2. Brandi Carlile, "The Eye"

This song is steeped in regret and remembrance, and it rings with simple and assured harmonies. Singer-songwriter Carlile's forthcoming album The Firewatcher's Daughter is set to land March 3, 2015. "Vulnerability is all over this record," she told NPR, and maybe nowhere more than in "The Eye."

3. Luluc, "Small Window"

Australian duo Luluc has opened for the likes of Lucinda Williams and Fleet Foxes. In this gentle tune, singer Zöe Randell murmurs of dreamy reflections from an airplane seat. The echoey blend of her voice with partner Steve Hassett's will make you want to float away.

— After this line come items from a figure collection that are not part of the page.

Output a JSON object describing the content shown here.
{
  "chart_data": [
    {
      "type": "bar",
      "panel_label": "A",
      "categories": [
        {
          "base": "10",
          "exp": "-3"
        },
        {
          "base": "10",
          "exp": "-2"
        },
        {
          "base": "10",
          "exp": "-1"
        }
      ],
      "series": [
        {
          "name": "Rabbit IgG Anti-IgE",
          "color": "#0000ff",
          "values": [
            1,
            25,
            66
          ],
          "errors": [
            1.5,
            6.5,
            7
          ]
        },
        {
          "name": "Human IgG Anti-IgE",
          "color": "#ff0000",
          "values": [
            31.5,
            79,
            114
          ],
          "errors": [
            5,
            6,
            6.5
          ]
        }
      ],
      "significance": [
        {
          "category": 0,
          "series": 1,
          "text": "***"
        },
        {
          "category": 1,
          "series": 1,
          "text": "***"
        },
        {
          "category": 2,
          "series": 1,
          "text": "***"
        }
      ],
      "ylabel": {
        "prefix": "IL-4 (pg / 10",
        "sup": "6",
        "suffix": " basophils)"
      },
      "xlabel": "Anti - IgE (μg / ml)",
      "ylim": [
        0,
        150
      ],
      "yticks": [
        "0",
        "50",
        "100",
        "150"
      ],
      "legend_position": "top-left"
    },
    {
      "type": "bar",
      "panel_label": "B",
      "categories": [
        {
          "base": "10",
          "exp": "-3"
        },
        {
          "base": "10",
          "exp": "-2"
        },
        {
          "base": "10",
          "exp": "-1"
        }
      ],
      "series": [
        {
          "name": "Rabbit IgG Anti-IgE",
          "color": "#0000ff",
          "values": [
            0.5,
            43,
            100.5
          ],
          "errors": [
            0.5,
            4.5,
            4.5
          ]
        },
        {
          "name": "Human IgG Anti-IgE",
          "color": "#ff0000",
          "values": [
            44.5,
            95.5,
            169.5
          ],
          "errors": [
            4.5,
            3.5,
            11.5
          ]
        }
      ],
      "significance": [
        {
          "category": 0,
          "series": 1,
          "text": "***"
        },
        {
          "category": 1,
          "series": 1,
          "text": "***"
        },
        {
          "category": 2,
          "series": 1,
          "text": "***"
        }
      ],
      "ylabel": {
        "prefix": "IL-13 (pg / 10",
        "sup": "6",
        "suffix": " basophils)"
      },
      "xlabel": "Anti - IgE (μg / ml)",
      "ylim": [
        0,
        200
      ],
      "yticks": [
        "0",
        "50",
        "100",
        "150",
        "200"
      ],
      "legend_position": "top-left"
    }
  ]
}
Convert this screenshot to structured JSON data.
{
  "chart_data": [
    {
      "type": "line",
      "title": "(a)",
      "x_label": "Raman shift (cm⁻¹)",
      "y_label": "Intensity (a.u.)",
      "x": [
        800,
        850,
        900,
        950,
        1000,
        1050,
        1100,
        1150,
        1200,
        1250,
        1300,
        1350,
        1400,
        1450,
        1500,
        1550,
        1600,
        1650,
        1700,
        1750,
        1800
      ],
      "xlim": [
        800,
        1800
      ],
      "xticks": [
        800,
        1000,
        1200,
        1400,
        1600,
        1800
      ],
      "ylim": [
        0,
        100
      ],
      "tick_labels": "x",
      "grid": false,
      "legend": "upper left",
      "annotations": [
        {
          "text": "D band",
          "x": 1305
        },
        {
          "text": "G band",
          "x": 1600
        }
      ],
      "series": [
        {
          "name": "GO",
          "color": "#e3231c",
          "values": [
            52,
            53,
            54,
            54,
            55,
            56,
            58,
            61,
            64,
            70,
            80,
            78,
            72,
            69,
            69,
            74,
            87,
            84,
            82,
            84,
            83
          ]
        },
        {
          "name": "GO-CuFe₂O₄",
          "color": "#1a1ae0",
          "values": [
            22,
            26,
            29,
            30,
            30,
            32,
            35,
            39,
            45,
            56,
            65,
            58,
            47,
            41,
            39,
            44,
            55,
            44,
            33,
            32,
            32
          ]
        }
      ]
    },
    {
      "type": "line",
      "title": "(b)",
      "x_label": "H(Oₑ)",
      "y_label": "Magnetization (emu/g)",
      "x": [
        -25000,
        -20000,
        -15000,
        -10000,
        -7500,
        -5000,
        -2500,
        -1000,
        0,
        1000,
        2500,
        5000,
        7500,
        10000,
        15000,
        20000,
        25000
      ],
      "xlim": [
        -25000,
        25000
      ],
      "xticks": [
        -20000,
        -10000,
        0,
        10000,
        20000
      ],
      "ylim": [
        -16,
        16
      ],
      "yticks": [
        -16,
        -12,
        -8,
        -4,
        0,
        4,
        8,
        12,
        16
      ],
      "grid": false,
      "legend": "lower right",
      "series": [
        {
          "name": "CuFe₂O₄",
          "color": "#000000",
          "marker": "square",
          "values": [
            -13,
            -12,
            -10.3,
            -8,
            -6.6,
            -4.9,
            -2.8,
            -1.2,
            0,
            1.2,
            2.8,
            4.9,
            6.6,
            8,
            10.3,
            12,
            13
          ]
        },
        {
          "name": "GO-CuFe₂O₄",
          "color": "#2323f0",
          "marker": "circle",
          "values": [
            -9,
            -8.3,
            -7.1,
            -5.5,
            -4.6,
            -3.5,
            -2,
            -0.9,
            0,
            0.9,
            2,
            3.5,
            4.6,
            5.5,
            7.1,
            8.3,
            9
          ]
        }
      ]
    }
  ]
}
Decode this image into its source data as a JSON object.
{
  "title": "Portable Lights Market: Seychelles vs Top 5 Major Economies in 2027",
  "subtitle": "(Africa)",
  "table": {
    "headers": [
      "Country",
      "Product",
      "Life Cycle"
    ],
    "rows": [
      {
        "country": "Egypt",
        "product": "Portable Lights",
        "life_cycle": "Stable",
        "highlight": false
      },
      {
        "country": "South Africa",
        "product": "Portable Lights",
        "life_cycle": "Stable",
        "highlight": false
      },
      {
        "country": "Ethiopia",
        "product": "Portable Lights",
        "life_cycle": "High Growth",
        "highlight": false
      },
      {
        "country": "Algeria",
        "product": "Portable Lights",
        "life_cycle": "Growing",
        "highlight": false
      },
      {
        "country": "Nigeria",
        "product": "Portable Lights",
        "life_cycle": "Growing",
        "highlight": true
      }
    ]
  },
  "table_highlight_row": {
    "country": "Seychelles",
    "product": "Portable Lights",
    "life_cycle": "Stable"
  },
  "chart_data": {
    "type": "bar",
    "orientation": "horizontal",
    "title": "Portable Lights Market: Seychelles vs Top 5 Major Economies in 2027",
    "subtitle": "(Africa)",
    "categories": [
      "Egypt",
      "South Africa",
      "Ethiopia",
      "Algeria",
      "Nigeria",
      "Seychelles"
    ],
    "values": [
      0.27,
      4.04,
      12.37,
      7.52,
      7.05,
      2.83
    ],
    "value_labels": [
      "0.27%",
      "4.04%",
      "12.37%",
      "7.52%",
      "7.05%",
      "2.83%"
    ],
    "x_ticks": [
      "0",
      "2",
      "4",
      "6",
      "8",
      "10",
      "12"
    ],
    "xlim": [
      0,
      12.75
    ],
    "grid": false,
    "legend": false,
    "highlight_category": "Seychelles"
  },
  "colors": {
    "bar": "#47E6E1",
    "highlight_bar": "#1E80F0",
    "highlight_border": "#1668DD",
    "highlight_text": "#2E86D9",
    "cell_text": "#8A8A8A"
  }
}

4. Marissa Nadler, "Drive"

Nadler released a burst of new music in 2014: An album July, and then Before July, an EP full of unreleased songs including a fresh take on Elliott Smith's "Pitseleh." Like much of her music, something about "Drive" feels haunted—Nadler's delicate voice and the track's minor chords swirl together and summon dark woods and lonely highways.

5. James Bay, "Let it Go"

Breakout crooner James Bay perfectly evokes the torturous process of untangling from a lover. This song helped make the soulful Bay a Brit Awards Critic Choice Winner of 2015, and all before releasing his full-length debut, Chaos and the Calm, due out in March.

6. The Staves, "In the Long Run"

Combine the sounds of folksy trio Mountain Man and the ever deep Laura Marling and you get The Staves, a perfect answer to midwinter melancholy. Their angelic voices, flawless picking, and thoughtful harmonies make me want to listen to this bittersweet song on repeat.

7. Sharon Van Etten, "Our Love"

Moody yet transcendent, "Our Love" showcases Van Etten's vocal control. Paired with this steamy video, the tune is the ideal backdrop for an afternoon make-out session.

8. alt-J, "Warm Foothills"

One of the songs off of alt-J's latest album, This Is All Yours, samples Miley Cyrus, but I prefer the velvety female vocals of Lianne La Havas and Marika Hackman on "Warm Foothills," a song braided together with glimmering guitar, silky violins, and hopeful whistling. The lyrics are full of playful poetry: "Blue dragonfly darts, to and fro, I tie my life to your balloon and let it go."

9. José González, "Every Age"

"Some things change, some remain, some will pass us unnoticed by," González chants in this pulsing paean to life's journey, the first single off of his forthcoming album. "Every Age" is a "beautifully spare, existential meditation," writes music critic Robin Hilton.

10. Júníus Meyvant, "Color Decay"

Icelandic group Júníus Meyvant weaves together deft violin and booming brass to create this plush song, a number deemed the year's best by Music That Matters host Kevin Cole.